The U.S. drills mask a hidden aim to “pressurize and contain other big powers by force of arms in the region,” the state-run Korea Central News Agency said today.

China, North Korea’s biggest economic partner, said it is “firmly opposed” to foreign military activities off its coastal water that affect the nation’s security interests, the Foreign Ministry said in a statement on its website today.

China has refused to join in international condemnation of North Korea, saying that it has no independent evidence of the North’s role in the ship sinking.

In addition to the U.S., North Korea and China, foreign ministers from South Korea, Japan and Russia will also be in the Vietnamese capital tomorrow to attend Asia’s biggest security forum. Those countries form the so-called six-party talks aimed at ending North Korea’s nuclear weapons program.

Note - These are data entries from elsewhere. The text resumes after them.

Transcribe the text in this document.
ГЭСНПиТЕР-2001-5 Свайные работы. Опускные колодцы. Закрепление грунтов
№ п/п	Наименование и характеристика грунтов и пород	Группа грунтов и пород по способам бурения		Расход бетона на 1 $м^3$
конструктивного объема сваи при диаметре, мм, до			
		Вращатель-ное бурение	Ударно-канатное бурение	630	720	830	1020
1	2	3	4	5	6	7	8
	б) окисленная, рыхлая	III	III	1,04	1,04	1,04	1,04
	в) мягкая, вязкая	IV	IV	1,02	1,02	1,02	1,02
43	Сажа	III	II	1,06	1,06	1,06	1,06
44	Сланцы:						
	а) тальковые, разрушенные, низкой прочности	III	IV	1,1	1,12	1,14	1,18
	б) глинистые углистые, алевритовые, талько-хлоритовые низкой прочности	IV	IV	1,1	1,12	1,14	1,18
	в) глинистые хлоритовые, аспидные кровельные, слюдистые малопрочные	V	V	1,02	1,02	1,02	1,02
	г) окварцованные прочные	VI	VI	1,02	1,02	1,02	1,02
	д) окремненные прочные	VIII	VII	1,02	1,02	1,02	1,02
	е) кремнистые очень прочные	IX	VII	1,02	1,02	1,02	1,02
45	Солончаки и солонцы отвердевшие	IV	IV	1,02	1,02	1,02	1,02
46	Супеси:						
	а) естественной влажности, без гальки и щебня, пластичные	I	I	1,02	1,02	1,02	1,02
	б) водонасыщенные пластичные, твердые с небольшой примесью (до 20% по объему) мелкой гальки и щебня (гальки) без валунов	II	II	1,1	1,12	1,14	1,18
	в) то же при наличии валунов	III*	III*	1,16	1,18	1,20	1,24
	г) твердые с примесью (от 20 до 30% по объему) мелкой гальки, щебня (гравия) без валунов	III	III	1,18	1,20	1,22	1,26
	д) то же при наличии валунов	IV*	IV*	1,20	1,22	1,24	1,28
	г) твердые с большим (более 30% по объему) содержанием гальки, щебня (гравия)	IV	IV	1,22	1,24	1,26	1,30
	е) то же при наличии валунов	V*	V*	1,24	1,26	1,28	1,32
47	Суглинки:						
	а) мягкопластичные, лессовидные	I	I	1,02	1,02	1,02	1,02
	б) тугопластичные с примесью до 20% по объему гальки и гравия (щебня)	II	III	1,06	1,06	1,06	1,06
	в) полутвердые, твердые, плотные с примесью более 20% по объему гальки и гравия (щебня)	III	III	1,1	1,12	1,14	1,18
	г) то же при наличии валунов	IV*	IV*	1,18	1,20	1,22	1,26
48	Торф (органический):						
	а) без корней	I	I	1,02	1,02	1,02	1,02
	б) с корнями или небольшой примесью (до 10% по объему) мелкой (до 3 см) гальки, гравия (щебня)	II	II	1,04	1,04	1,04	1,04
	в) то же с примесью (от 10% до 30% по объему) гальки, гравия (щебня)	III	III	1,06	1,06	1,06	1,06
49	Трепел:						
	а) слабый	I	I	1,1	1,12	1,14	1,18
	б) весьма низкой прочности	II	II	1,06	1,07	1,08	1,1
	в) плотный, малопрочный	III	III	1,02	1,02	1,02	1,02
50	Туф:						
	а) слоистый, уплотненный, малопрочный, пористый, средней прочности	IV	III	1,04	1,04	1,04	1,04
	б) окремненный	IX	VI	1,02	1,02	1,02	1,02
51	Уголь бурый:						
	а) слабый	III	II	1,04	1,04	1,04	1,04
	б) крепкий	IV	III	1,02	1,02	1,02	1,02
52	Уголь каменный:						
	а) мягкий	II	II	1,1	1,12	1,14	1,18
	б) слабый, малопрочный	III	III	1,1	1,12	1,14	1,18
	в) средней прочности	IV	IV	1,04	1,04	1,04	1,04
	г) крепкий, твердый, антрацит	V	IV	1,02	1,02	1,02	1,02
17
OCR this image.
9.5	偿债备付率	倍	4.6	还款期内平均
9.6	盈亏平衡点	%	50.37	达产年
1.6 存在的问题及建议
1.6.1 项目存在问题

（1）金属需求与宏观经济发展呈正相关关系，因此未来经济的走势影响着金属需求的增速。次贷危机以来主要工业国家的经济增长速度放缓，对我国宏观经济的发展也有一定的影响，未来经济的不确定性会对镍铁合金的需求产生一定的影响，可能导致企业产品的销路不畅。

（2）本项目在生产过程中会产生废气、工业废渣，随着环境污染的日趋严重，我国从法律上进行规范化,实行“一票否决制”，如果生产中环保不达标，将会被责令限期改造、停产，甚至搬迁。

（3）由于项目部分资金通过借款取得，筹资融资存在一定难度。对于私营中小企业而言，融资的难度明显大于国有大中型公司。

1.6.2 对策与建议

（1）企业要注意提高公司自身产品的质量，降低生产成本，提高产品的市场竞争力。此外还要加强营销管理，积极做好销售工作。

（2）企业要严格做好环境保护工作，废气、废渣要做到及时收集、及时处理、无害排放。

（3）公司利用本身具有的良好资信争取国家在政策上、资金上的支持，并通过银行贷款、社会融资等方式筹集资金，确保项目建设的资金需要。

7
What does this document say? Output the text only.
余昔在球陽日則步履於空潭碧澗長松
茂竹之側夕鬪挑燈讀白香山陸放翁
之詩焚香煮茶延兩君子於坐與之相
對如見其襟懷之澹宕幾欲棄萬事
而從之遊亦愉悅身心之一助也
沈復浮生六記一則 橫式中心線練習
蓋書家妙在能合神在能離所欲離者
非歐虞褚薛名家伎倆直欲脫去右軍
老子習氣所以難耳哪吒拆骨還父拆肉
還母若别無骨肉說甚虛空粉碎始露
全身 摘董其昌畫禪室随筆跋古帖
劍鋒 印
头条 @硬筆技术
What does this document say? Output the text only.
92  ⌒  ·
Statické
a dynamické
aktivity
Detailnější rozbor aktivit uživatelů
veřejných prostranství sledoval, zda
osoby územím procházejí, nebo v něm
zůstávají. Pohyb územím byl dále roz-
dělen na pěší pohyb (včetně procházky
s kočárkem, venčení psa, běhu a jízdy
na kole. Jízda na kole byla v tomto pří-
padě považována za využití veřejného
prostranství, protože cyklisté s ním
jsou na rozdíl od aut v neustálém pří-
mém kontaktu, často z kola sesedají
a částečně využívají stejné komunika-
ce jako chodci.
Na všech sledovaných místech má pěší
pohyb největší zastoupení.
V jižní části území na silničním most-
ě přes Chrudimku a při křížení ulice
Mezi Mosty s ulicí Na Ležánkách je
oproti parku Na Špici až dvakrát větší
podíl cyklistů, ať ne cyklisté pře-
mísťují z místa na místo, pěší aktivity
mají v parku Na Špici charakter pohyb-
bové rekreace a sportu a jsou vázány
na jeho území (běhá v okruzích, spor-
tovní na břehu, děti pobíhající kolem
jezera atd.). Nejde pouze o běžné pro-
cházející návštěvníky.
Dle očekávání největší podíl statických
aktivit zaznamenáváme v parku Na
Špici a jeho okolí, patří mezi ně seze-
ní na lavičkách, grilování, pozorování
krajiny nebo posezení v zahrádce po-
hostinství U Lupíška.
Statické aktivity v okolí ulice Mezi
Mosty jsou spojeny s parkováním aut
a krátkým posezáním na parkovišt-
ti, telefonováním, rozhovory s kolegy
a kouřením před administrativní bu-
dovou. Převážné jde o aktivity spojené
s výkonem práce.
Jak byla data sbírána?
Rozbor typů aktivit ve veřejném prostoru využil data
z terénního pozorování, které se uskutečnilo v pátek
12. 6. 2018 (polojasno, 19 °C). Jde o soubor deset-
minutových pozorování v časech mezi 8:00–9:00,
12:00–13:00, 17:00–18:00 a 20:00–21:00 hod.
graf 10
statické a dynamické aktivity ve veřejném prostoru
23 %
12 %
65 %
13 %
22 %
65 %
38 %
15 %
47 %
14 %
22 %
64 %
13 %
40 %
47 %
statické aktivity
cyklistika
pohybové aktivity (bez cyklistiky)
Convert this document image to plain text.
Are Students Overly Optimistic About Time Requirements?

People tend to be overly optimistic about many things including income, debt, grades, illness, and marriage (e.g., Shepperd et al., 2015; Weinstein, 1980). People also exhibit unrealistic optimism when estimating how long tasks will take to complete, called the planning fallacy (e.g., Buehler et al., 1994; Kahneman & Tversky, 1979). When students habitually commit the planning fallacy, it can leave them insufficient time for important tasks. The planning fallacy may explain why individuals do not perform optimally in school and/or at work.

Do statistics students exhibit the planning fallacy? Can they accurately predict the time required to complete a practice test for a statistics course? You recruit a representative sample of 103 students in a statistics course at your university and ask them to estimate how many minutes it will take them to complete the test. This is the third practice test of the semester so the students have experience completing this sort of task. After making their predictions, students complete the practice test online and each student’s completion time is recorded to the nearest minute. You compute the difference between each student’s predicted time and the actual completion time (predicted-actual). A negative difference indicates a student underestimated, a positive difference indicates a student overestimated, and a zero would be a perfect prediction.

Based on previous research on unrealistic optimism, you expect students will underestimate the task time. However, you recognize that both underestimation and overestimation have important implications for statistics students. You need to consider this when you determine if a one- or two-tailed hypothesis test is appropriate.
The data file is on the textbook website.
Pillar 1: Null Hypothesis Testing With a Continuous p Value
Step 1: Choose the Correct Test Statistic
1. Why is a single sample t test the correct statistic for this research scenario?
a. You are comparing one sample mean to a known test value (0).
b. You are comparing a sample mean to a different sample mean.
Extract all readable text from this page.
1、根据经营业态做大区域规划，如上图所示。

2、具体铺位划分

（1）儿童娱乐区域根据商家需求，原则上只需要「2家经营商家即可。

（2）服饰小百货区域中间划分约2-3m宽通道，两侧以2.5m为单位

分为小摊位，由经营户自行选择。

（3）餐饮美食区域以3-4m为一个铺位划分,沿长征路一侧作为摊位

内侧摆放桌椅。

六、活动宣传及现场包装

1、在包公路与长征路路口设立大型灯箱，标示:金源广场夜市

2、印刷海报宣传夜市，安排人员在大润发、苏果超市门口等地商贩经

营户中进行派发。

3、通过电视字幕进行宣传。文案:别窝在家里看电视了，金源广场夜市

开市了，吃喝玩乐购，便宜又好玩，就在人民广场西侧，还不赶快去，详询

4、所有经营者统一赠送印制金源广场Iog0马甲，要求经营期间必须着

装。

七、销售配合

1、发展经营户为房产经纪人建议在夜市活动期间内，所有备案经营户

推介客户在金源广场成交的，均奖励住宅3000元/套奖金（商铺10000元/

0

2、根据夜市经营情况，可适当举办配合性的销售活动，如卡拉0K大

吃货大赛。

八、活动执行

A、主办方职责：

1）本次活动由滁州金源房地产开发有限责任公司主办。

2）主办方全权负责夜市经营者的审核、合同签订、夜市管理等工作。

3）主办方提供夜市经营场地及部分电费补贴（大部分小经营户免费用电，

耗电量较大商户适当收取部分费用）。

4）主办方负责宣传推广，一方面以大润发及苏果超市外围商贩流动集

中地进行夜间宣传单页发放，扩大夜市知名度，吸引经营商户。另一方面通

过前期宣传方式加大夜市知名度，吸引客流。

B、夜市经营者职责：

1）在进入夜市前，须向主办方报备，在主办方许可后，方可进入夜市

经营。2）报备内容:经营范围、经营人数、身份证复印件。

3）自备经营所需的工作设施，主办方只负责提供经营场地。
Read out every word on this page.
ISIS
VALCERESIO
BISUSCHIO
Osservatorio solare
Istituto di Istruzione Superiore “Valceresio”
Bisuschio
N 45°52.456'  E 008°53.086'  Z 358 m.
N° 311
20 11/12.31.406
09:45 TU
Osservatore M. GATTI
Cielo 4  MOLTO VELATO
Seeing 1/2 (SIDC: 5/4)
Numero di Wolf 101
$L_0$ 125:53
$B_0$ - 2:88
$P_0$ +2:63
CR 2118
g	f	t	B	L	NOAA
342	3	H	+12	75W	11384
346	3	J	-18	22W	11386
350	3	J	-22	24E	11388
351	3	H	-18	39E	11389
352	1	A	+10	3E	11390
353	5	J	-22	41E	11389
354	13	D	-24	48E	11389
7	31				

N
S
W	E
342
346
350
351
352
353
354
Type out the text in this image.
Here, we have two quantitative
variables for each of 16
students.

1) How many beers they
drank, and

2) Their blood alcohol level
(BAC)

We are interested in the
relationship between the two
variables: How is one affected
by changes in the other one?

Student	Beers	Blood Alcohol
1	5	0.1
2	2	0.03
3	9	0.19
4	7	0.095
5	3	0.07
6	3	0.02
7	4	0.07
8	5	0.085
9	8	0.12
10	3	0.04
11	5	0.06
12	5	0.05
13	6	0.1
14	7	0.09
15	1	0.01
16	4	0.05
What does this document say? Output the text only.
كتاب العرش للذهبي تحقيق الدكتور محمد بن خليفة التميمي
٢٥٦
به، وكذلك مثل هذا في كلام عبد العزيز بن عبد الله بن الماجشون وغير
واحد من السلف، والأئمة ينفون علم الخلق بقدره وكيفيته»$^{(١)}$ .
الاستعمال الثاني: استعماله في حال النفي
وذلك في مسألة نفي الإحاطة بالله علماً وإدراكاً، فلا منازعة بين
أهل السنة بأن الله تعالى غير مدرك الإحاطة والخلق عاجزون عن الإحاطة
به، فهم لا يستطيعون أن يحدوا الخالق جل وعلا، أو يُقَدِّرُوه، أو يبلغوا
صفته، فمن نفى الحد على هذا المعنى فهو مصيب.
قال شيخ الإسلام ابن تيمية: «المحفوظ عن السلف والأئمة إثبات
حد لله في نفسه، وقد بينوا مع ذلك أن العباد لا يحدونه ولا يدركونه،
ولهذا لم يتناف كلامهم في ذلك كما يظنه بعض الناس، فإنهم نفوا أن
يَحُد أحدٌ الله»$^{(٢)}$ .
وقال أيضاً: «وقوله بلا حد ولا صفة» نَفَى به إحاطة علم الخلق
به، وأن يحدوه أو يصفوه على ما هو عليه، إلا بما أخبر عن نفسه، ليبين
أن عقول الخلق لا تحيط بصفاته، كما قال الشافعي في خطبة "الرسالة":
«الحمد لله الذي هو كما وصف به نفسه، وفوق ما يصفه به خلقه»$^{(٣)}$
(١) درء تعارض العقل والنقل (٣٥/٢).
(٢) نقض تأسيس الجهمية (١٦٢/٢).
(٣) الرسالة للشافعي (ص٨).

Southeast Asian countries will push North Korea to rejoin the talks, Indonesian Foreign Minister Marty Natalegawa said. This week’s meeting of 26 countries and the European Union will be the first to bring together senior envoys from all the six- party participants since the Cheonan sinking.

Asean Seeks Role

“The meeting later this week can provide the necessary political ambiance for things to happen,” Natalegawa said in an interview in Hanoi late yesterday. “We must ensure that we do not allow the situation to regress and develop in such a way that there could be a danger to the peace and stability of northeast Asia.”

Clinton and Gates made an unprecedented joint trip to the armed border dividing the Korean peninsula earlier today, before meeting their counterparts in Seoul this afternoon.

Clinton said that as she looked across the line that divided North from South “it struck me that although it may be a thin line, these two countries are worlds apart.”

In the South, there are leaders of the country “who care about its people,” she said. “The North has not only stagnated in isolation but the people of the North have suffered for so many years.”